Fortunately, we're almost halfway through March and we haven't been hit with any snow for a while now.  (Knock on wood.)  But that doesn't mean the parking situation in some neighborhoods is any easier.  Scarce parking turns people into stalkers.  Witness this scene, through the eyes of an otherwise sane person, who's looking for a parking spot.  You see a lone man emerge from a building.  He's holding a briefcase; could he be going to work?  Are those car keys in his hand?  Better follow him just to be sure.  (Inch car up and try not to make eye contact with the subject.)  He's crossing the street.  Is that his blue Volvo he's heading towards?  Please, please, please...damn it!  He's going to the train station.  Sometimes you can alleviate this false hope by simply asking the person if they're leaving.  One time I did this, and the lady at her car said, "Yes, but in a little while.  Not right now."  Thanks, that's helpful.  I wasn't asking for your evening plans; I just wanted your parking spot. 
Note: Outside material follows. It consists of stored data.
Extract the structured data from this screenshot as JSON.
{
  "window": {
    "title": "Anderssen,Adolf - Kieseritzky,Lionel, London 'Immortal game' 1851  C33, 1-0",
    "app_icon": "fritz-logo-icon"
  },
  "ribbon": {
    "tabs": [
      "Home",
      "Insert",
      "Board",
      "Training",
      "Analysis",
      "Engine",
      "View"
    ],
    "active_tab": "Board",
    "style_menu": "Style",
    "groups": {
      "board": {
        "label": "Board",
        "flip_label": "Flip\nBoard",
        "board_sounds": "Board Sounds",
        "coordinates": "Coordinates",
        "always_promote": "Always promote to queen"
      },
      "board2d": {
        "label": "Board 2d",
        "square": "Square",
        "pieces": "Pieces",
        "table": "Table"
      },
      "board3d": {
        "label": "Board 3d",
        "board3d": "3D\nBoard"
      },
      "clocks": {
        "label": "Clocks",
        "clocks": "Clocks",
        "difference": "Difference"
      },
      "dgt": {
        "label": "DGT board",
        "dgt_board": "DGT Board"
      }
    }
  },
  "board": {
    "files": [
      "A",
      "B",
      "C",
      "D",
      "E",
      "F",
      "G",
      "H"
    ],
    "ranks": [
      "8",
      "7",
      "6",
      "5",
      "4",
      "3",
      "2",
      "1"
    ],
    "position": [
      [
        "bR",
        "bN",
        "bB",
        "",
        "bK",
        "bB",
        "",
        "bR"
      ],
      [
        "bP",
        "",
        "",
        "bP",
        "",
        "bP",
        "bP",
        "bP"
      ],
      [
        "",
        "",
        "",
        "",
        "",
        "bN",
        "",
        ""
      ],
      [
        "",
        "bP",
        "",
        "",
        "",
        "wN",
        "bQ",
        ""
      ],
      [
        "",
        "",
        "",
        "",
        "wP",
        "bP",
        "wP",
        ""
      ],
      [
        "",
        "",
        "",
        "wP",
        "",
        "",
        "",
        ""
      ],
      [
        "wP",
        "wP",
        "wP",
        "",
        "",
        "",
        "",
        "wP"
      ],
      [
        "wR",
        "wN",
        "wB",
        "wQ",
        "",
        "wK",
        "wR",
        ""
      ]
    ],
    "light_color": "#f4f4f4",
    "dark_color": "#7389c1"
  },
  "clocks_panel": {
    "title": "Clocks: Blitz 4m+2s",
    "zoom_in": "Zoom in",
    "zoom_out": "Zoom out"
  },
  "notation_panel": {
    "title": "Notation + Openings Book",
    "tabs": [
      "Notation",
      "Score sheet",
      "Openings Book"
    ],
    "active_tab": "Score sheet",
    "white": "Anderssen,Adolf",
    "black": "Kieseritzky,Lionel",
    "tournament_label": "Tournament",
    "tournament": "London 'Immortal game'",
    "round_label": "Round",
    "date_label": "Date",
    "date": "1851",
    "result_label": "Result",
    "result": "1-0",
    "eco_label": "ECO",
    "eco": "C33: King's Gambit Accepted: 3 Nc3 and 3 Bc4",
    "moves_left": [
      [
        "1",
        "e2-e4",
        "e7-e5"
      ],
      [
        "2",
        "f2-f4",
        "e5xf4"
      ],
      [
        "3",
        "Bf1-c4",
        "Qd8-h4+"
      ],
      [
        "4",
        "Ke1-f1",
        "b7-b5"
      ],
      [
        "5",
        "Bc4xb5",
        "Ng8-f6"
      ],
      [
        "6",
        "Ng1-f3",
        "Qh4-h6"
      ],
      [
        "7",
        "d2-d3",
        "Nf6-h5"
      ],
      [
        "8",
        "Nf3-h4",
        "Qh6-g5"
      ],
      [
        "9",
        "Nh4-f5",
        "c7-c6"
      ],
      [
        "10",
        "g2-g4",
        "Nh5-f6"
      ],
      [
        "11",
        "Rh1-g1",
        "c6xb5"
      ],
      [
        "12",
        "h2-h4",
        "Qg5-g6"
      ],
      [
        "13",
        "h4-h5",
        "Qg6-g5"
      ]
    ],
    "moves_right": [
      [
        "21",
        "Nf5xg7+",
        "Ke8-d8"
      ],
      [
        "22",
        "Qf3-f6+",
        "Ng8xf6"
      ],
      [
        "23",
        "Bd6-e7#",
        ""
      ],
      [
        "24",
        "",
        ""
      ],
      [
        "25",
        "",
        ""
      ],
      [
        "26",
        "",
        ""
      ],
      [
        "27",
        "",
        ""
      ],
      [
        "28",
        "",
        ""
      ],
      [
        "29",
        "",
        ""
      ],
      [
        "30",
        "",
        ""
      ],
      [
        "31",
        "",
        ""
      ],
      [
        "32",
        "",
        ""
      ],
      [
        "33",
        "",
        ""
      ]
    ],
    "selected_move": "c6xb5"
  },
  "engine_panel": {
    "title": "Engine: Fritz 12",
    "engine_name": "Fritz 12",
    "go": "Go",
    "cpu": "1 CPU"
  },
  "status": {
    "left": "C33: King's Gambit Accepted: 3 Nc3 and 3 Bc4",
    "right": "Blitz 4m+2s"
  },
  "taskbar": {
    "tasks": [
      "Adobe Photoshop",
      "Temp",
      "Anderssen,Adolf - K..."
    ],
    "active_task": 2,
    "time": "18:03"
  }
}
When you're driving around looking for a spot, brake lights on another car might as well be Christmas lights.  But be forewarned; sometimes they too can give you false hope.  The worst is when you see them, thinking someone is leaving, but really they just parked.  But if you're lucky enough to find someone who is leaving, also heed this word of caution.  He knows you are at his complete mercy, and will therefore take every painstaking minute he can to make you wait for that spot.  He will walk around every orifice of the car, making sure they're all locked.  Twice.  Then he'll adjust the mirrors, despite the fact that he hasn't done that since he took his driver's test.  Then he'll take an extra long bite of his breakfast.  Then finally, sloooooowly, he will begin to pull out of the spot, making sure to shoot you menacing looks, implying that you didn't leave him enough room to pull out. 

The good news is that parking spots are recycleable, and hopefully soon he'll need the spot you're in, and you can make sure he receives his just desserts.  Hey, man.  Car-ma's a bitch.

2 comments:

  1. And I complain because occasionally when I come home there's no spot on the block!!

    ReplyDelete
  2. This is why it is so important when looking for a house - you need a driveway OR when looking for a condo - a reserved spot.